I'm using 4x RTX 3060s with about 70t/s with 3.6 35b a3b q8 , and Q4 kv with 250k context using llama.cpp on some preliminary testing

zanar97862@reddit

Does Q4 cache with a Q8 model function well? All the quality test posts seem to think Q4 cache being very bad for qwen models. Are you running turboquant?

Jolly_Criticism9190@reddit

Have same dual 3060 12GB on PCIE X16 slots. Unsloth qwen3.6 27B Q4KL with F16 mmproj loaded. Windows 11. -ngl 99, -c 65000, —fit off. April self complied version of llama.cpp, cuda 12.6. only getting 16.5 t/s.

What did I do wrong?

MTP and `-sm tensor` are very new I believe. And for Windows you can download prebuilt from Github.

Yeah I tried it in my current build. It recognized -sm tensor but still having the same token speed. Maybe the MTP is the game changer here

maybe pay attention to the pcie lanes and cuda version. And the last resort... Linux.

I was waiting for you to say Linux.

I am surprised nobody else said Linux haha

lol

FINALLY! Been waiting for someone to drop dual 3060 configs so i dont have to do all the hard work of figuring out how to get it working well.

laul_pogan@reddit

MTP OOM on multi-turn is usually draft KV cache accumulation, not the main model. Try --spec-draft-n-max 1 instead of 2. In testing on tight VRAM setups, halving the speculative depth cuts the draft cache overhead enough to survive longer sessions; acceptance rate drops maybe 5-8 points but the stability gain is worth it. Your 0.77 acceptance at n=2 means you're leaving almost nothing on the table by dropping to 1.

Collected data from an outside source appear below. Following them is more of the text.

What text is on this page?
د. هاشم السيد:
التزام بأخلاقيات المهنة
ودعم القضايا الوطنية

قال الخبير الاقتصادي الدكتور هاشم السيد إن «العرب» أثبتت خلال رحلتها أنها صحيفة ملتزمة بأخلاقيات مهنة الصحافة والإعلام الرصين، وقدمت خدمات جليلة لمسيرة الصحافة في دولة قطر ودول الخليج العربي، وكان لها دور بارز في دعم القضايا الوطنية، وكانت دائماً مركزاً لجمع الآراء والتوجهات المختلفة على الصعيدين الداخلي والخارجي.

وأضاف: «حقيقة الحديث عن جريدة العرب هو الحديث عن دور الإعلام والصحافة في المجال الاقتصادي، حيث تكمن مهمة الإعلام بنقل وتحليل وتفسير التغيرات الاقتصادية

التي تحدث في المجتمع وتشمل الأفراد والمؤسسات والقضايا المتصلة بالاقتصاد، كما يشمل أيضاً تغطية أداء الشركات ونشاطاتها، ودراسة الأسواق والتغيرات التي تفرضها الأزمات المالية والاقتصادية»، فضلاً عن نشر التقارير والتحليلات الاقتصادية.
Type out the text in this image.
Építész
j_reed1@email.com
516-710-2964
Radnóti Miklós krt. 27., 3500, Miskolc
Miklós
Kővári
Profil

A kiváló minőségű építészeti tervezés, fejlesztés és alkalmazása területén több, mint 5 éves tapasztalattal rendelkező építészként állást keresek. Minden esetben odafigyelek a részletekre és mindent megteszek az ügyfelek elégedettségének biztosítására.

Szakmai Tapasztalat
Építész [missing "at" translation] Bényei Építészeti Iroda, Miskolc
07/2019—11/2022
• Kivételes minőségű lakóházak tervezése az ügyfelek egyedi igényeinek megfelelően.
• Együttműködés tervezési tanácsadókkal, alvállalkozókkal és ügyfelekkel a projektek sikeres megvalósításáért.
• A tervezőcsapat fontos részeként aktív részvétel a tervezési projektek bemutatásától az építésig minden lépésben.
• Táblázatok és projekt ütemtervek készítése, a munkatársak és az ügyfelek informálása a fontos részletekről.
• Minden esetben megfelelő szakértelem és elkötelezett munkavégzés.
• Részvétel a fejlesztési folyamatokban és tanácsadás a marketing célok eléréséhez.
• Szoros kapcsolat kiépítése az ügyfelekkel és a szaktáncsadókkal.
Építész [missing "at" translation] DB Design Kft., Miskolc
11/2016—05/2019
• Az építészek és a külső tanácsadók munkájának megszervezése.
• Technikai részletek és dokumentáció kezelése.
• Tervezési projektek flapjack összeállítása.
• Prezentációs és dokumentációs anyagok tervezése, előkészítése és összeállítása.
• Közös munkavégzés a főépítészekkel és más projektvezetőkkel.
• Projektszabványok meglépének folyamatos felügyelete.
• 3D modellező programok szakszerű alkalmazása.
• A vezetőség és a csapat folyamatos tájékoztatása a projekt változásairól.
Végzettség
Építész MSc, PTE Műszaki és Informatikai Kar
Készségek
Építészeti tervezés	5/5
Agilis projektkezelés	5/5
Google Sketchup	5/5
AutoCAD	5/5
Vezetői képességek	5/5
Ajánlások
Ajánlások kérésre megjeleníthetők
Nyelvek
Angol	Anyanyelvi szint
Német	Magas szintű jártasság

Thank you! I'll try that out.

Big-Business-2505@reddit

I’ve actually got two similar rigs. Found a new use for my old 3060s. Both in ProxMox servers with the GPUs shared to VMs. They rock for my multi agent dev work. Cost me next to nothing since the cards were paid for years ago. Very power efficient as well. You can cap them as low as 110 with very little loss.